Back to the Chip Kelly tie: None other than Nike head (and Oregon
main booster) Phil Knight once said an Oregon assistant was sent to
study Meyer's offense at Florida. ". . . and the offensive
coordinator for Florida was Dan Mullen . . . Anyway, [Mullen's]
from New Hampshire. And he says, 'The guy who really knows this
stuff is Chip Kelly up at the University of New Hampshire.' So
[Oregon offensive coordinator Gary] Crowton, when he came back he
had some rough edges to the spread and he started calling Chip
Kelly on Sundays saying, 'This came up and I didn't quite know what
to do with it.' And Chip always had an answer. So, when LSU came
and picked up Crowton, [Mike] Bellotti knew he'd been talking to
Chip Kelly, so he went to get Chip Kelly."
It's a good tale, and maybe parts of it are even true, but for his
part, Mullen denies that he had even an indirect role in Kelly's
ending up at Oregon, that Crowton had worked at UNH and knew Kelly
independently.
Did Kelly text him when he hit the top spot in the rankings?
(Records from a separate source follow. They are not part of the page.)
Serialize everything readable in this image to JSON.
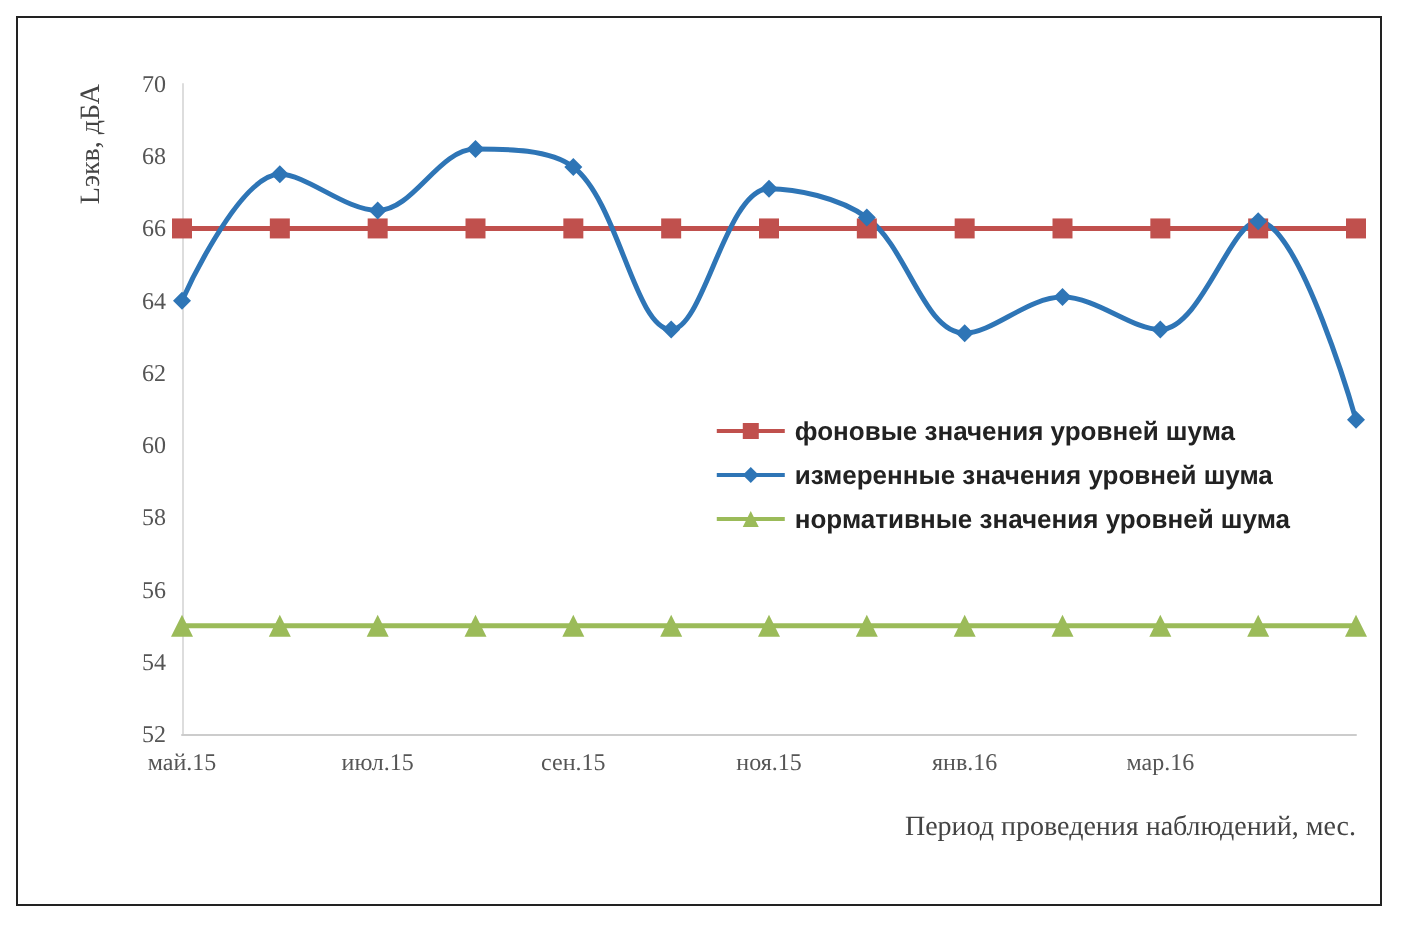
{
  "chart_data": {
    "type": "line",
    "xlabel": "Период проведения наблюдений, мес.",
    "ylabel": "Lэкв, дБА",
    "categories": [
      "май.15",
      null,
      "июл.15",
      null,
      "сен.15",
      null,
      "ноя.15",
      null,
      "янв.16",
      null,
      "мар.16",
      null,
      null
    ],
    "series": [
      {
        "name": "фоновые значения уровней шума",
        "color": "#c0504d",
        "marker": "square",
        "values": [
          66,
          66,
          66,
          66,
          66,
          66,
          66,
          66,
          66,
          66,
          66,
          66,
          66
        ]
      },
      {
        "name": "измеренные значения уровней шума",
        "color": "#2e75b6",
        "marker": "diamond",
        "values": [
          64.0,
          67.5,
          66.5,
          68.2,
          67.7,
          63.2,
          67.1,
          66.3,
          63.1,
          64.1,
          63.2,
          66.2,
          60.7
        ]
      },
      {
        "name": "нормативные значения уровней шума",
        "color": "#9bbb59",
        "marker": "triangle",
        "values": [
          55,
          55,
          55,
          55,
          55,
          55,
          55,
          55,
          55,
          55,
          55,
          55,
          55
        ]
      }
    ],
    "ylim": [
      52,
      70
    ],
    "yticks": [
      52,
      54,
      56,
      58,
      60,
      62,
      64,
      66,
      68,
      70
    ],
    "grid": false,
    "legend": "right"
  }
}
"He doesn't text much," Mullen said. "Usually I get calls from
Chip around the draft, around the combine. Very much like me. I
guess I'm bad that way. If I need something or you need something,
I'm there for you."
Mullen did point out that Paul Guenther, now defensive coordinator
of the Cincinnati Bengals, was an Ursinus teammate and lived right
across the hall from him at their fraternity house. And Mississippi
State tight ends coach Scott Sallach also was Class of '94 at
Ursinus playing for Steve Gilbert. Sallach had never worked with
Mullen before he was hired by him in 2009 after stints at Dartmouth
and Princeton.
There was no master plan for any of this back at the frat house in
Collegeville.
"A couple of guys were able to get into coaching right afterwards
and we didn't even know what you could do with that," Mullen
said.
He added, "As it turns out, we were able to do a lot."